Page MenuHomePhabricator

Request increased quota for pm20-* Toolforge tool
Closed, ResolvedPublic

Description

Tool Name: pm20-search, pm20-report, possibly others
Quota increase requested: New Postgres database
Reason: Background database for the creation of Wikidata items or links

The Wikidata project https://www.wikidata.org/wiki/Wikidata:WikiProject_20th_Century_Press_Archives and, in German Wikipedia, https://de.wikipedia.org/wiki/Wikipedia:Projekt_Pressearchiv, were created to make the digitized 20th Century Press Archives better usable for the Wikimedia authors and the general public.

ZBW, the owner of the archives, has no capacities for subject indexing of the archives' material. It has donated all available metadata to Wikidata and supported its integration into Wikidata. The projects mentioned above aim to continue and extend this process. It would be very helpful to provide shared access to the source metadata, which is available as Postgres dump (https://zenodo.org/records/10588897). The database uses sequences and Postgres functions, so it cannot be straightforward converted to mysql or sqlite. The dump size ist less than 25 MB (compressed).

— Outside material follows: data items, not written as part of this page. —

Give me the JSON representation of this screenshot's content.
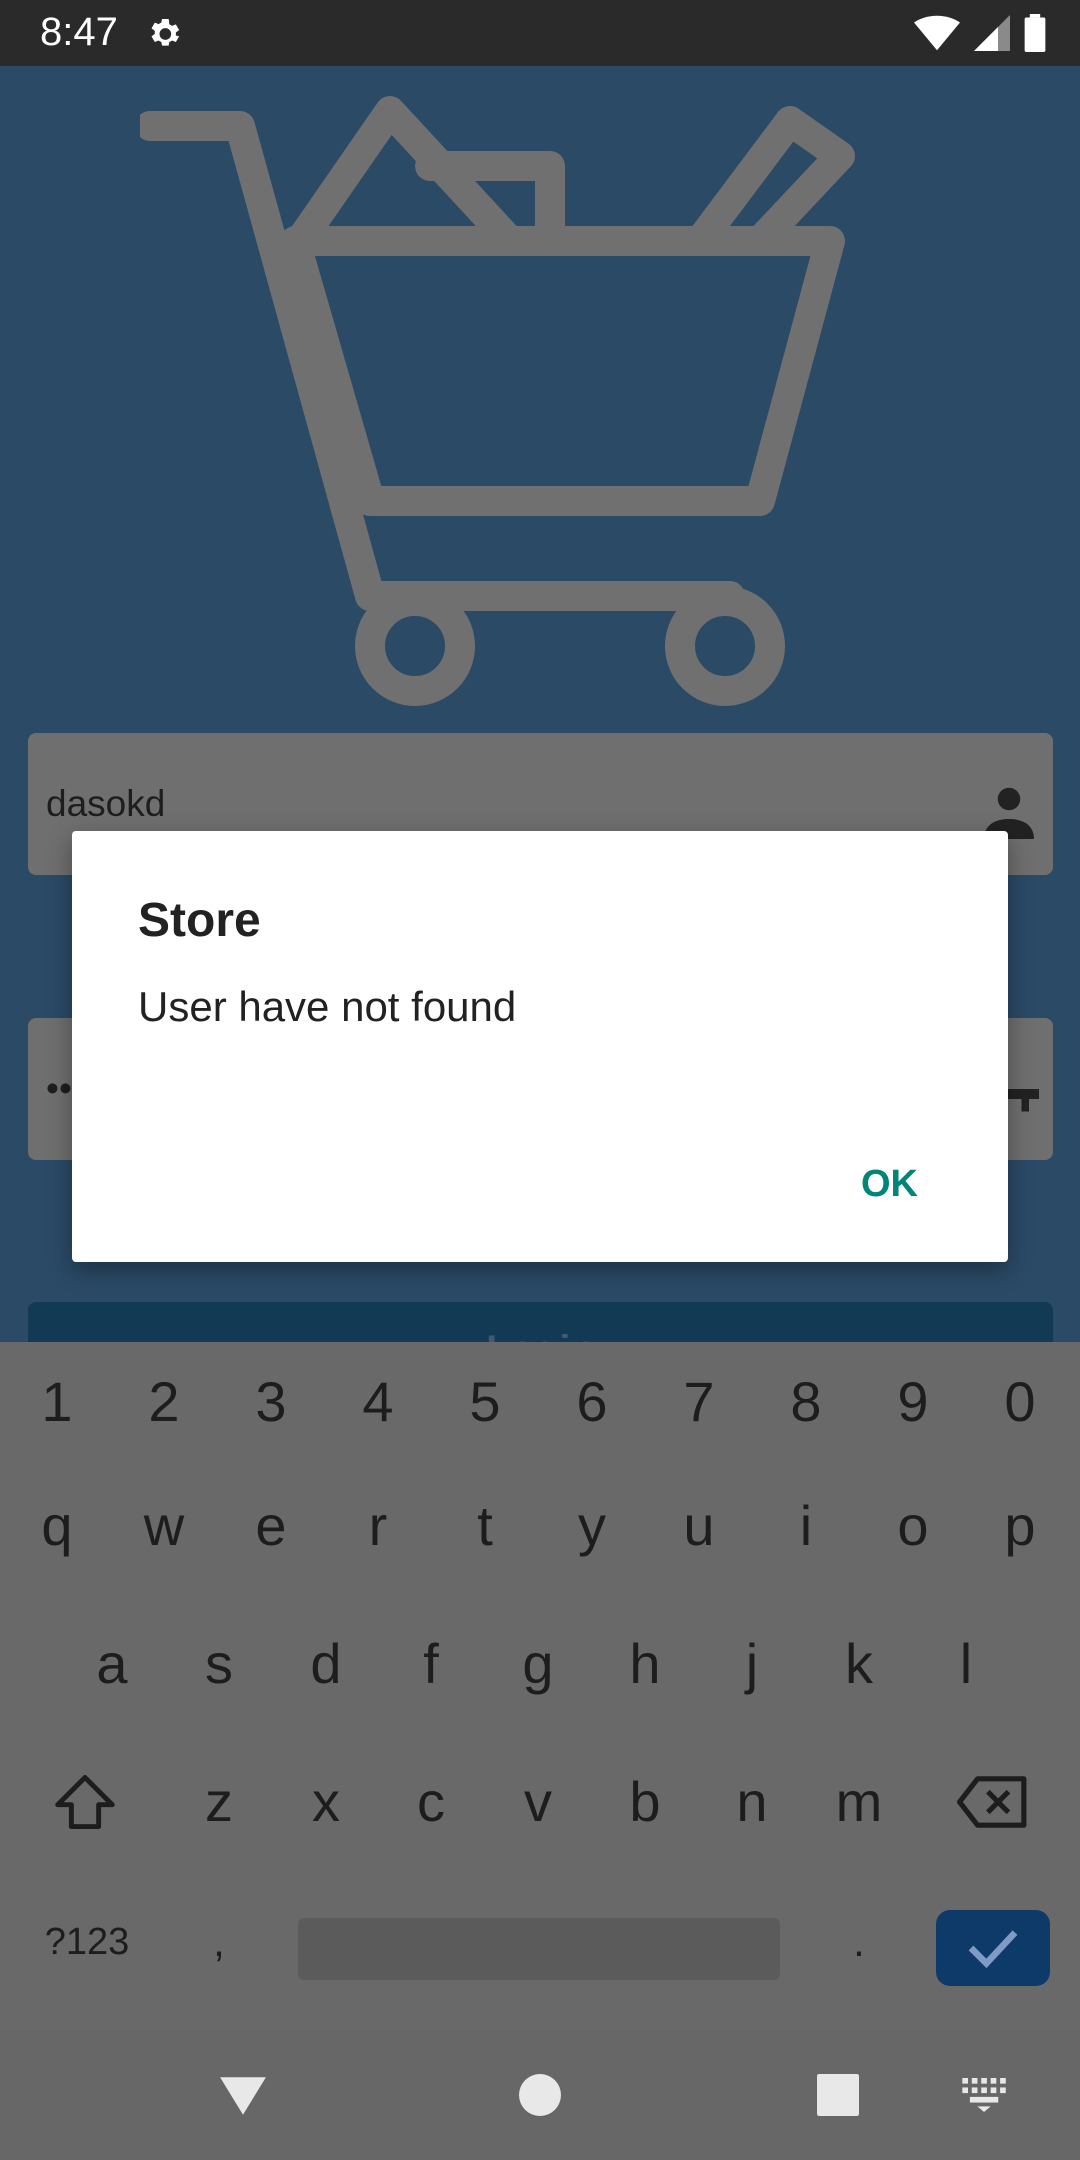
{
  "status_bar": {
    "time": "8:47",
    "icons": [
      "gear-icon",
      "wifi-icon",
      "cellular-signal-icon",
      "battery-icon"
    ]
  },
  "login_form": {
    "username_value": "dasokd",
    "password_value": "••",
    "login_button_label": "Login",
    "icons": [
      "shopping-cart-icon",
      "person-icon",
      "key-icon"
    ]
  },
  "dialog": {
    "title": "Store",
    "message": "User have not found",
    "ok_label": "OK"
  },
  "keyboard": {
    "number_row": [
      "1",
      "2",
      "3",
      "4",
      "5",
      "6",
      "7",
      "8",
      "9",
      "0"
    ],
    "row1": [
      "q",
      "w",
      "e",
      "r",
      "t",
      "y",
      "u",
      "i",
      "o",
      "p"
    ],
    "row2": [
      "a",
      "s",
      "d",
      "f",
      "g",
      "h",
      "j",
      "k",
      "l"
    ],
    "row3": [
      "z",
      "x",
      "c",
      "v",
      "b",
      "n",
      "m"
    ],
    "symbols_label": "?123",
    "comma": ",",
    "period": ".",
    "icons": [
      "shift-icon",
      "backspace-icon",
      "checkmark-icon"
    ]
  },
  "nav_bar": {
    "icons": [
      "back-icon",
      "home-icon",
      "recents-icon",
      "keyboard-switch-icon"
    ]
  },
  "colors": {
    "app_background": "#2b4a66",
    "dialog_button": "#008577",
    "enter_key": "#0d3a69",
    "scrim": "#696969"
  }
}
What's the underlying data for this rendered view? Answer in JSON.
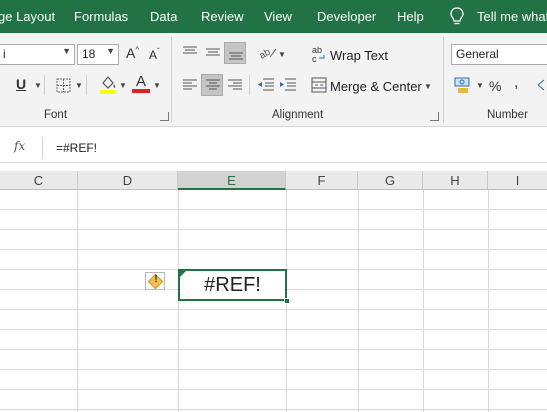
{
  "menu": [
    "ge Layout",
    "Formulas",
    "Data",
    "Review",
    "View",
    "Developer",
    "Help",
    "Tell me what"
  ],
  "ribbon": {
    "font": {
      "font_name": "i",
      "font_size": "18",
      "grow_label": "A",
      "shrink_label": "A",
      "underline_label": "U",
      "font_color_label": "A",
      "group_label": "Font"
    },
    "alignment": {
      "wrap_text": "Wrap Text",
      "merge_center": "Merge & Center",
      "group_label": "Alignment"
    },
    "number": {
      "format": "General",
      "percent": "%",
      "comma": ",",
      "group_label": "Number"
    },
    "colors": {
      "accent": "#217346",
      "fill_highlight": "#ffff00",
      "font_red": "#e02020"
    }
  },
  "formula_bar": {
    "fx": "fx",
    "formula": "=#REF!"
  },
  "columns": [
    "C",
    "D",
    "E",
    "F",
    "G",
    "H",
    "I"
  ],
  "active_cell": {
    "column": "E",
    "value": "#REF!"
  },
  "warning_icon": "!"
}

Please let me know when any further information would be helpful. Cheers, Joachim

Related Objects

Event Timeline

Hi @Jneubert, can you please elaborate what do you want the postgresql database for?

Is it just to process the dump?
Or do you want a standing instance to have the database running all the time?

(the solution to both things might be different)

Hi @dcaro , sorry for the late respose - I was some days off and missed the notification.

The request is about a standing instance, to be shared among at least two persons. It would have two key uses, firstly, to mint identifiers for new PM20 folders (wdt:P4293), and secondly, to add local information (in particular, holdings information which is not well suited to Wikidata). ZBW, the collections owner, has discontinued the maintenance of the database, but is willing to accept metadata to extend access to the collection.

The addition of data would be ongoing work, so there is no termination date.

Hope this helps, otherwise do hestitate to ask for further clarification.

Thanks, good to know.

Given that, there's two possible ways to go forward:

  • Creating your own database in a VM on CloudVPS:
    • You have full control (for good and bad, ex. upgrades/maintenance)
    • Would be pretty stable
  • Using Trove database on CloudVPS:
    • The DB is half-managed (you get a database with "just one click")
    • Postgresql is not very well supported (no automated backups or replication, OOMs under load, ...)

Note that currently both require the creation of a CloudVPS project, the difference is creating your own VM with postgres, or letting Trove do it for you.

We can create the project and let you try both if you want, I'll need a name for the project though (ex. pm20database).

That sounds great! Project name "pm20database" would be fine.

I'd try a Trove instance first, and hope that backups are possible via pgadmin. Load will be low, so I don't suppose OOMs would occur. But of course, I have zero experience in the setting, so it is good to know there is the VM option.

Andrew claimed this task.
Andrew subscribed.

@Jneubert, I've created a project with trove quotas for you to try. If Trove doesn't suit you re-open this task and we can give you quotas for a self-managed VM.

Thanks, @Andrew ! I was able to log into Horizon, but I see no "Launch Instance" button:

Screenshot_20240325_081855.png (630×1 px, 65 KB)

Apparently, I also do not have access to the project:

Screenshot_20240325_081657.png (465×1 px, 40 KB)

It is the first time that I deal with the Openstack environmet - please forgive if I miss something obvious.

Ok, figured it out: Had to switch from "bastion" to "pm20database" project ...

Ok, figured it out: Had to switch from "bastion" to "pm20database" project ...

That fits -- you only have read-only access to 'bastion' but should be able to do whatever in pm20database. Be warned that most horizon features don't work with postgres (it's largely tested/designed to support mysql). You'll be able to create the database but then you'll need to inject a root user and manage it via psql after that.